Дядя Боря - пожизненный труженик. Ему тоже далеко за 80, ведь он и тетя Рема – двойняшки. А он все работает и работает на небольшом частном заводике и колдует над металлом. Он умеет делать все. На работе и дома. Купил и обустроил себе новую квартиру в красивом приморском городе Ашкелон, обожает своих детей и внучек и помогает им как может. Когда у него появилась первая дочь, я «сошла с трона» и он стал называть Королевой ее, а потом перенес это звание на младшую. Так что, наша Королевская женская династия в интерпретации дяди Бори продолжалась. Кого сегодня он называет так – не знаю. Наверно внучек.

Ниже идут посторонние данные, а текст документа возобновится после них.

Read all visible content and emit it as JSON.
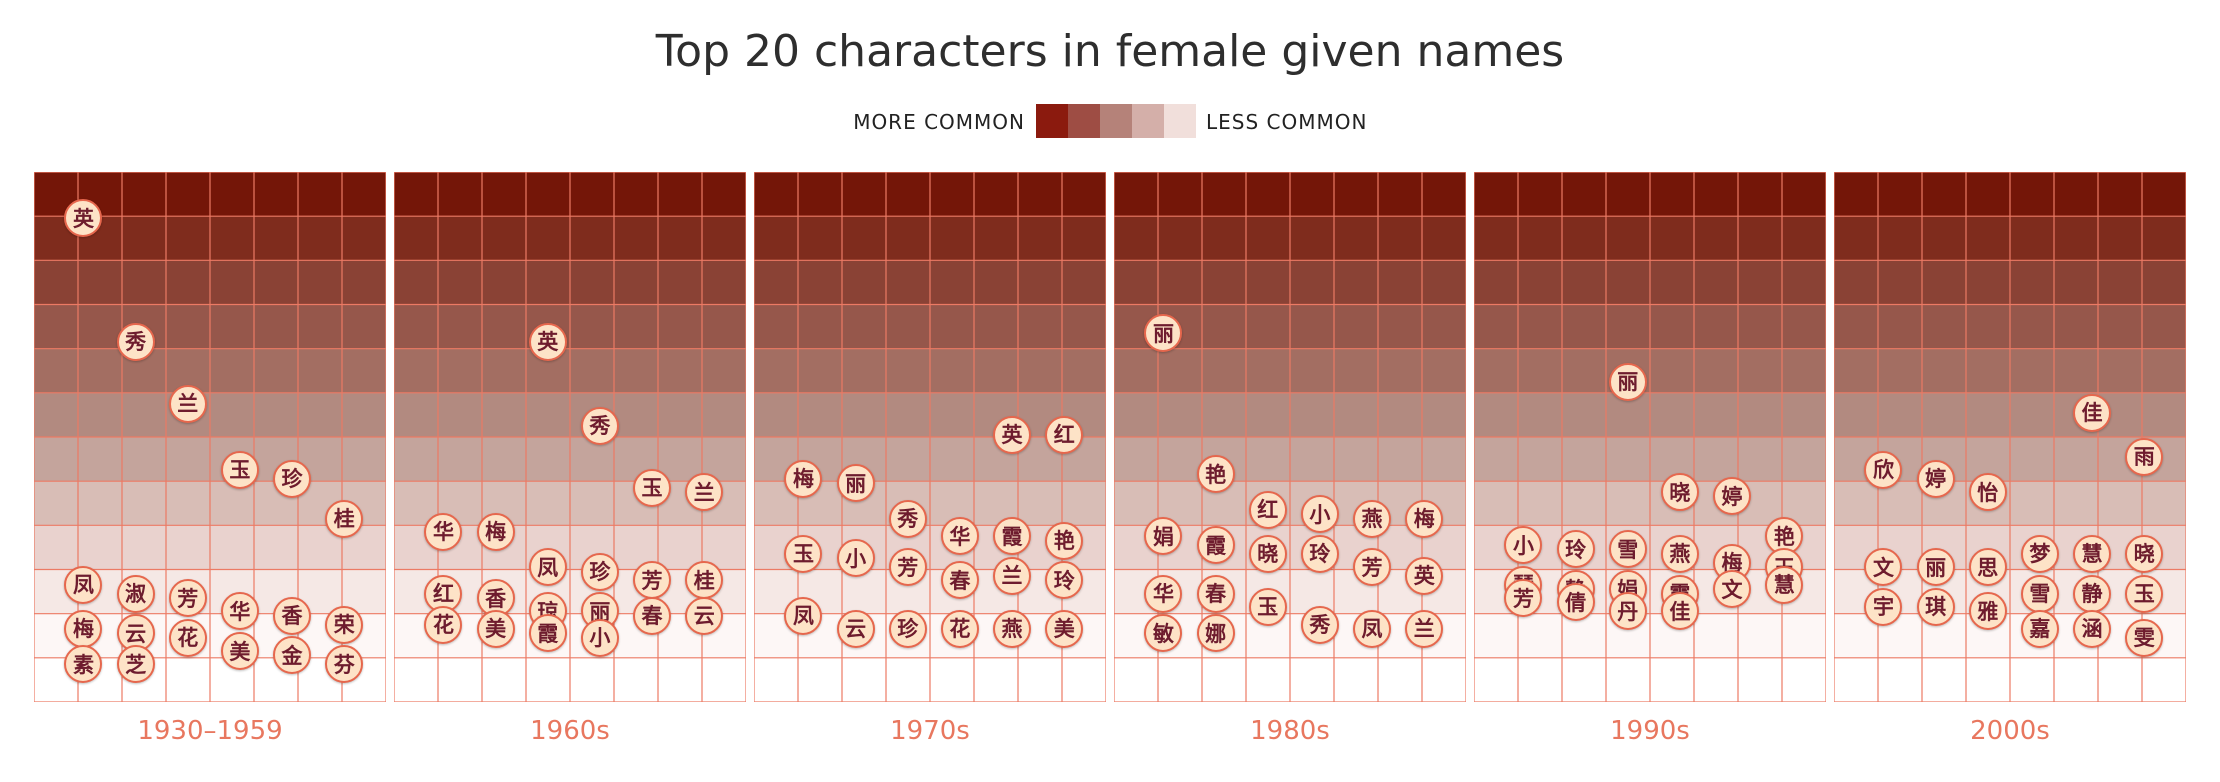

И все бы было хорошо в семье Атов (Атт - дедушкина фамилия, перешедшая к его детям) .. Вот только жаль, что Борис Атт очень неравнодушен к женскому полу и поэтому в какой-то момент перестал замечать свою жену. До такой степени перестал замечать, что она однажды терпеливо приняв свою долю, ушла жить к своей дочери. А еще жаль, что поссорился с моим братом, которого тоже зовут Боря и который сразу по приезду дяди в Израиль устроил его на работу. Устроил на тот же завод, где работал сам. Устроил, как говорится «на свою голову». Не зря говорят, что «Благими намерениями вымощена дорога в ад». Характер у дяди Бори не простой и однажды, обидевшись, что не он, а его племянник как бы старший по должности, он превратил жизнь моего брата и своего племянника в этот самый ад. Какие там должности! В то время на всех предприятиях такого типа были две должности: работающий израильтянин и оле хадаш. Израильтяне работали обычный рабочий день и получали по 15 шеклей в час, олим хадашим работали не нормированный рабочий день и получали 5 шекелей в час. Но Боря, который мой брат, приехал намного раньше дяди Бори, и уже был признан хозяином и получал от него распоряжения, которые передавал всем остальным олим хадашим. Пережить это дядя Боря разумеется, не мог.